Best Practices for Lab Data Integrity and Security

Keeping your lab and its valuable data protected is at the heart of any lab manager’s role

Lauren Everett

At the core of any scientific organization—from pharmaceutical manufacturers to academic research labs—is data. Laboratory leaders use diverse sets of data on a daily basis, from data generated by basic research experiments, to analyzing financial data to make informed business decisions. Regardless of the type of data being produced and analyzed in a lab, it must be trustworthy and accurate. Ensuring data integrity and security promotes a positive lab culture, protects the lab’s reputation, and drives business growth.

What is data integrity?

Data integrity is a broad term, commonly defined as the “maintenance of, and the assurance of, data accuracy and consistency over its entire life cycle.” There are a variety of factors that can lead to data integrity failures, ranging from accidental human error, improperly-followed standard operating procedures, lack of training, or in the worst-case scenario, intentional misrepresentation of the data. As the leader of the lab, it is a key duty to establish an organizational culture that promotes good practices, ethical work processes, and a passion for the mission of the organization. The lab staff looks to those at the highest levels of the organization to set standards, so lab managers should lead by example by making data integrity a core value. This can be done through proper and continuous training of staff, by demonstrating transparent communication in everyday conversations, and organizing data integrity audits to keep everyone accountable for their work.

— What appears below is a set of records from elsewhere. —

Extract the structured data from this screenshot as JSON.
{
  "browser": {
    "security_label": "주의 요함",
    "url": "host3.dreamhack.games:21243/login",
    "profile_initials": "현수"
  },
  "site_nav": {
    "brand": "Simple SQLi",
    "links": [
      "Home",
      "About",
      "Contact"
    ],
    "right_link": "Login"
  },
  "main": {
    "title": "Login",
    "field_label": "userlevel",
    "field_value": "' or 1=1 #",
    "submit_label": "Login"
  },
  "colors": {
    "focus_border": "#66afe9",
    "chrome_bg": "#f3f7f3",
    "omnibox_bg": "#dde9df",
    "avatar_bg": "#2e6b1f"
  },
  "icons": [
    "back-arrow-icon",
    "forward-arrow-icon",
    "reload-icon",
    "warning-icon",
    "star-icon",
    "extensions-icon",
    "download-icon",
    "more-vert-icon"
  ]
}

Pharmaceutical manufacturers, third-party testing labs, and similar quality control facilities are typically first-of-mind when thinking about the importance of data integrity, as these companies carry the burden of ensuring that only safe and healthy products are on the market, but the reliability of data is paramount in any lab setting. The FDA states that data needs to meet certain fundamental criteria to be considered quality data. Labs can refer to the ALCOA principles when developing strategies for data integrity. ALCOA stands for: Attributable; Legible; Contemporaneous; Original; and Accurate. Since the FDA introduced these principles, four more have been added to create the ALCOA+ principles: Complete; Consistent; Enduring; and Available.

ALCOA+ Principles

On the business side, the financial reasons to ensure data integrity and compliance are clear—a lab could spend a substantial amount of money and effort if experiments need to be repeated, in addition to time and productivity loss. Additionally, if your lab successfully implements clear and strict compliance strategies, you will stand out among other competitors as a trusted resource.

As the digitalization of labs continues to expand, organizations generate and collect massive amounts of data. While big data analysis can offer much more insight and information, it requires accurate and substantiated data to have value. After all, what is the point of hiring talented scientists, training them to excel, and investing in sophisticated equipment, just to risk it all due to poor-quality data?

Data integrity tools and software

Electronic lab notebooks (ELN) and laboratory information management systems (LIMS) are two popular solutions to help ensure data integrity. Some benefits of these tools include automatic data capture, easy-to-read data and metadata, the ability to maintain an audit trail for all records, and keeping data in one central place, as opposed to different platforms. Software packages are now available that take the capabilities of ELN and LIMS a step further. These software platforms can integrate with common benchtop instruments like balances or pH meters to provide users step-by-step workflow guidance, and have options to enhance security.

What is data security?

Data security complements data integrity, and is known as “protecting data from unauthorized parties.” In a lab setting, unauthorized parties could refer to both internal staff and external sources. 

There are three main areas of the lab that need to be considered when evaluating your organization’s level of data security, the first of which is hardware security. Common vulnerable factors to consider include instruments that may be connected to a network or have the capability of being monitored remotely, outdated operating systems, and outdated anti-virus software. Network security could also be at risk, whether you use an internal network, or an external, cloud-based software. Application security is another area to consider—does your organization have written policies for creating and safeguarding passwords? In addition to strong passwords, two-factor authentication is a smart way to prevent data breaches. When using two-factor authentication, users input the password as usual, and are asked to enter a code that is sent to a separate device or smartphone.

Developing a collaborative relationship with your organization’s IT team is an ideal first step to confirm that all aspects of the lab are protected, and to prevent major breaches or issues. 

It is important that lab leaders don’t forget about lab staff as potential areas of vulnerability when it comes to breaches and hacks. Personal devices and phones can be used as an entry point for hackers to enter a network, and human error is often the cause of cybersecurity issues. All staff should be trained to identify potential threats and practice proper security measures

This series will go into greater detail on each of the above topics, and offer tips and solutions that laboratory leaders can immediately implement to safeguard their organization’s valuable information.